A lot has changed for Statoil in the past four years. In 2010, the company had two core exploration areas (the Norwegian Continental Shelf and the US Gulf of Mexico), said Jez Averty, Senior Vice President of Exploration for Statoil, North America. Now the company has six: the Norwegian Continental Shelf, US Gulf of Mexico, Brazil, Angola, Tanzania, and now east coast Canada.
Averty touted the Norwegian explorer’s recent success exploration success. “We have discovered, through the drill bit, more than 3.9 billion boe net to Statoil. That’s a billion barrels a year,” he said.
“Nobody found more conventional hydrocarbons than Statoil in 2013,” Averty said. “It’s a good time to be working in exploration in Statoil.”
Statoil is betting that its east coast Canada portfolio, where the “ground-breaking” discovery Bay du Nord was made in 2013, will pay big dividends. Bay du Nord is inside the Flemish Pass basin, off Newfoundland, Canada, and is located southwest of discovery areas Harpoon and Mizzen, and just north of the oil-producing Jeanne D’Arc basin. According to IHS data, Bay du Nord was the largest conventional oil discovery by volume of 2013 at 400MMbbl. Statoil estimates that Bay du Nord holds 300-600MMbbl of recoverable oil equivalents. “We believe there’s more to come,” Averty said. “A lot more.”
Offshore Newfoundland and Labrador contains an estimated 6 billion bbl of oil and 60Tcf of natural gas (See “Global exploration prospects: 2014 and beyond” from OE Jan 2014).
Last June, Statoil announced a light, high-quality oil discovery at its Harpoon prospect (EL 1112), located 500km northeast of St. John's and about 10 km southeast of Statoil's Mizzen discovery. The West Aquarius drilled the Harpoon prospect in approximately 1100m of water. Discovered in 2010, the Mizzen discovery is estimated to hold between 100-200MMbo, and was drilled by the semisub Henry Goodrich in 2009.

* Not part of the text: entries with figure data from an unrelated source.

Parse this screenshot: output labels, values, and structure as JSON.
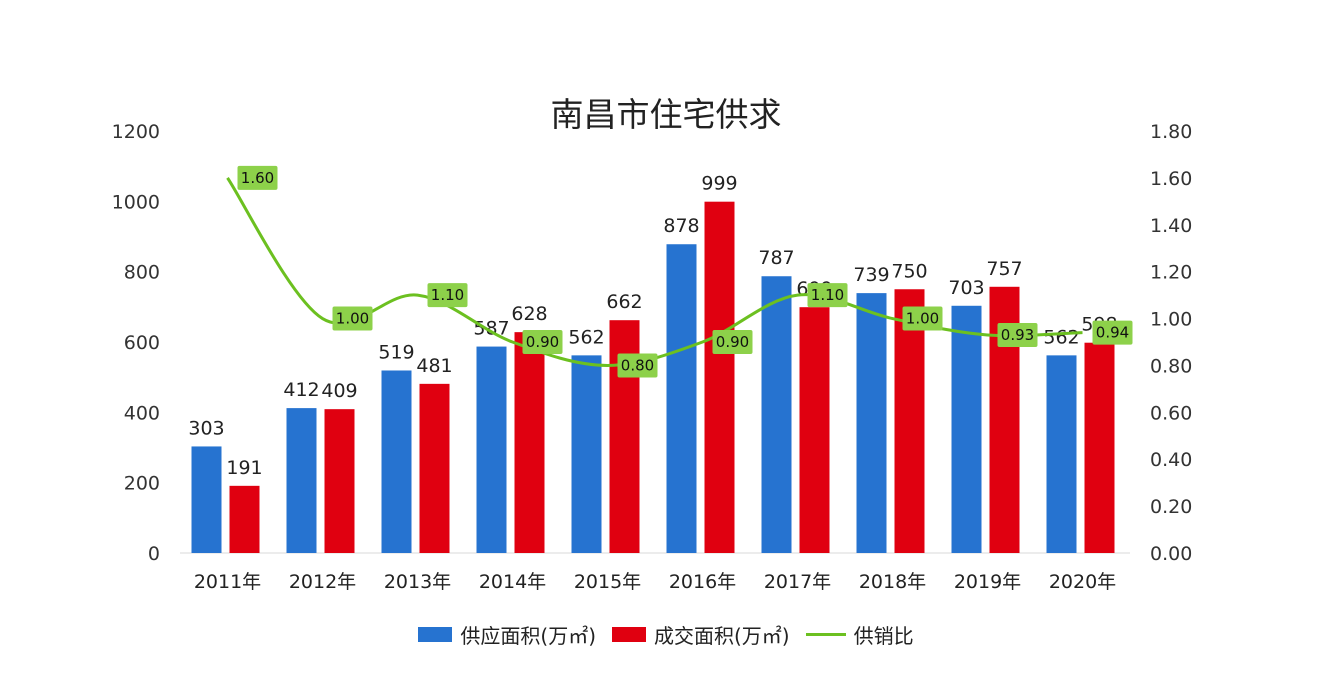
{
  "chart_data": {
    "type": "bar",
    "title": "南昌市住宅供求",
    "categories": [
      "2011年",
      "2012年",
      "2013年",
      "2014年",
      "2015年",
      "2016年",
      "2017年",
      "2018年",
      "2019年",
      "2020年"
    ],
    "series": [
      {
        "name": "供应面积(万㎡)",
        "type": "bar",
        "axis": "left",
        "color": "#2673D0",
        "values": [
          303,
          412,
          519,
          587,
          562,
          878,
          787,
          739,
          703,
          562
        ]
      },
      {
        "name": "成交面积(万㎡)",
        "type": "bar",
        "axis": "left",
        "color": "#E00010",
        "values": [
          191,
          409,
          481,
          628,
          662,
          999,
          699,
          750,
          757,
          598
        ]
      },
      {
        "name": "供销比",
        "type": "line",
        "axis": "right",
        "color": "#6CC020",
        "values": [
          1.6,
          1.0,
          1.1,
          0.9,
          0.8,
          0.9,
          1.1,
          1.0,
          0.93,
          0.94
        ]
      }
    ],
    "bar_labels": [
      [
        "303",
        "412",
        "519",
        "587",
        "562",
        "878",
        "787",
        "739",
        "703",
        "562"
      ],
      [
        "191",
        "409",
        "481",
        "628",
        "662",
        "999",
        "699",
        "750",
        "757",
        "598"
      ]
    ],
    "line_labels": [
      "1.60",
      "1.00",
      "1.10",
      "0.90",
      "0.80",
      "0.90",
      "1.10",
      "1.00",
      "0.93",
      "0.94"
    ],
    "y_left": {
      "min": 0,
      "max": 1200,
      "ticks": [
        "0",
        "200",
        "400",
        "600",
        "800",
        "1000",
        "1200"
      ]
    },
    "y_right": {
      "min": 0,
      "max": 1.8,
      "ticks": [
        "0.00",
        "0.20",
        "0.40",
        "0.60",
        "0.80",
        "1.00",
        "1.20",
        "1.40",
        "1.60",
        "1.80"
      ]
    },
    "grid": false,
    "legend_position": "bottom"
  }
}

Statoil operates Bay du Nord and Harpoon with a 65% interest. Its partner Husky Energy holds the remaining 35% stake. Canada’s Husky also operates the White Rose field and its three satellite developments in the Jeanne d’Arc Basin, approximately 350km (210 mi.) east of St John’s. Jeanne d’Arc Basin is home to three major oil projects off the Newfoundland coast: White Rose, Hibernia and Terra Nova.
Statoil is very excited about what the future of the Flemish Pass will bring. Along with Harpoon and Mizzen, Statoil has proven half a billion of oil recoverable in the Flemish Pass, Averty said.
“We have identified multiple opportunities, similar-sized structures to Bay Du Nord,” he said. “Some we believe will have impact potential.”
Averty says Statoil’s future plans include firming up values and volumes of Bay du Nord, and proving additional resources. The company will do this by shooting 3D seismic in the Bay du Nord area this spring. In addition, Statoil will also move the Seadrill West Hercules from Norway’s Barents Sea to east coast Canada to begin an 18-month program commencing in either 3Q or 4Q 2014.
“Bay du Nord and its associated prospects represent high value barrels,” Avery said. “The water depth is moderate (1100m), the reservoir quality is good, the oil quality is good, and the development of production technologies are largely proven.” The oil at Bay du Nord is a light crude with 34°API.
The next move for Statoil is to agree on a development plan. Averty said the company has assembled a multi-disciplinary task force to assess the feasibility of a Bay du Nord development. Part of that task force’s assignment is to identify prospects further to the north, and push the play into the northeast, and into deep water, he said.